On this dark night, with my illuminated pumpkin grinning out at the night and a witch’s hat perched on my head, I thought I would write a little post combining a few of my favourite things: food & drink, books and Hallowe’en.
My homemade food and beverage of choice are linked (perhaps unsurprisingly) by Harry Potter. The other day I added to my collection by getting the next in Jim Kay’s gorgeously illustrated versions of the Harry Potter books, The Chamber of Secrets. I can’t wait to pour over its pages.
I love food in books and while we always get a wonderfully magical description of places like Honeydukes and Florean Fortescue’s Ice Cream Parlor, I prefer savoury to sweet. So without further ado:
“Two Pumpkin Pasties Please.”
A good pasty is the best thing ever (perhaps after a perfectly made cup of tea), and I have always wondered what kind of pasty it would be. It is sold alongside sweets by the trolley witch on the Hogwarts Express, which might indicate that it is sweet. However, I suspect that it is savoury given that Ron woefully waves his corned beef sandwiches and it is a long trip up from Kings Cross.
I found a basic pasty recipe on the BBC Good Food website to make my shortcrust pastry and to get an idea of the approximate amount of filling I would need. Rather than just filling it with pumpkin alone, I added in some onion, potato, swede and carrot, effectively using the pumpkin in place of steak. It turns out that I had acres of filling, so I was dining off the ingredients for the rest of the week in curries and pasta sauces and jacket potatoes!
They looked pretty good and tasted very nice – though I was in such a forgetful mood that evening I forgot to season and add herbs (I was going to try sage). Next time I will definitely season and either add herbs and/or spices. I might even try a meat and pumpkin variation for the carnivores, but vegetarian were great.

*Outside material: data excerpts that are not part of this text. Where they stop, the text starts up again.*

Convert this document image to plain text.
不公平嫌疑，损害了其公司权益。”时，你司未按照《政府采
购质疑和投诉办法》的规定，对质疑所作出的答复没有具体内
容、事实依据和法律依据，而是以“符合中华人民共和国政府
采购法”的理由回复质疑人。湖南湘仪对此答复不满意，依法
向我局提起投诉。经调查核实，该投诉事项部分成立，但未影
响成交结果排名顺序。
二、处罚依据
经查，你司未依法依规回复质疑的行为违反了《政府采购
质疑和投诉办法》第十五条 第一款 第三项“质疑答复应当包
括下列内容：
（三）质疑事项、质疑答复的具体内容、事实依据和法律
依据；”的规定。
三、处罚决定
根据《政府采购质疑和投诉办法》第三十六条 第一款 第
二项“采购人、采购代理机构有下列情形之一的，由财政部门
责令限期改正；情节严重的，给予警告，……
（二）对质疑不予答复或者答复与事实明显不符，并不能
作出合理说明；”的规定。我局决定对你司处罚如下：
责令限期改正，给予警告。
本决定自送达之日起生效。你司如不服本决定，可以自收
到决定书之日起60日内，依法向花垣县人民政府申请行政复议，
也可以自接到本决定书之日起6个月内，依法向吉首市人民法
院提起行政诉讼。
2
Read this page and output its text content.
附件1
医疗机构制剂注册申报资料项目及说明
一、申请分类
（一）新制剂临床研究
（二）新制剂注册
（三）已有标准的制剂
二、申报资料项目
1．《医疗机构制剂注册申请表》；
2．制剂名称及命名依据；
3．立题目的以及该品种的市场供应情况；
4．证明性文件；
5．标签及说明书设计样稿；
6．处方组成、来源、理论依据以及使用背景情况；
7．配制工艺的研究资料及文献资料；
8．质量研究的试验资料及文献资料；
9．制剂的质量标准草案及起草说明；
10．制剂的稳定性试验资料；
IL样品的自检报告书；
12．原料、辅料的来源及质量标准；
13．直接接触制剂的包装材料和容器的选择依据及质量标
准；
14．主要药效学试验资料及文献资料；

Heading down to the Three Broomsticks
I confess I was pretty disappointed when the Wizarding World of Harry Potter in the US and the Warner Bros Studio Tour in the UK decided that Butterbeer was a sickly sweet butterscotch cream soda affair. While I can understand that there would be hundreds of kids visiting and that pumpkin juice might not be their cup of tea (does that even make sense?!), I have always thought of butterbeer as alcoholic (though perhaps not so strong). What’s that I hear you say? The daring trio drink it while they are still at school? Well, yes. But the legal age to drink in the UK is 18, and wizards are legally adults at 17… and to be fair, there is a lot of stuff they get up to at school which would be completely and utterly banned on safety grounds in the muggle world before we even got to Butterbeer!
I guess I have always just thought of Butterbeer as well, a buttery beer. So I had a hunt around the internets for something that would fit the bill… and found a medieval ‘buttered beere’ recipe from the 15th century courtesy of Gastronomy Archaeology (see the link). It has been adapted slightly and I went with the author’s suggestion of London Pride as a base:
It was interesting! It was a warm drink which is not quite as it would be in the Harry Potter books, however, this was quite nice for autumn evenings. It was a peculiar mix of being sweet, bitter, spiced and buttery both at the same time yet also separately. I enjoyed it, however I think I would need to adjust it more for my tastes. It was still too sweet for me, so I would need to experiment with toning that down and perhaps add more spices and butter to compensate, and also perhaps get a flat beer / let it go flat. Either way, for me it was fun and easy to make and an improvement on the commercial offerings!
Have you done anything literary themed for Hallowe’en this year?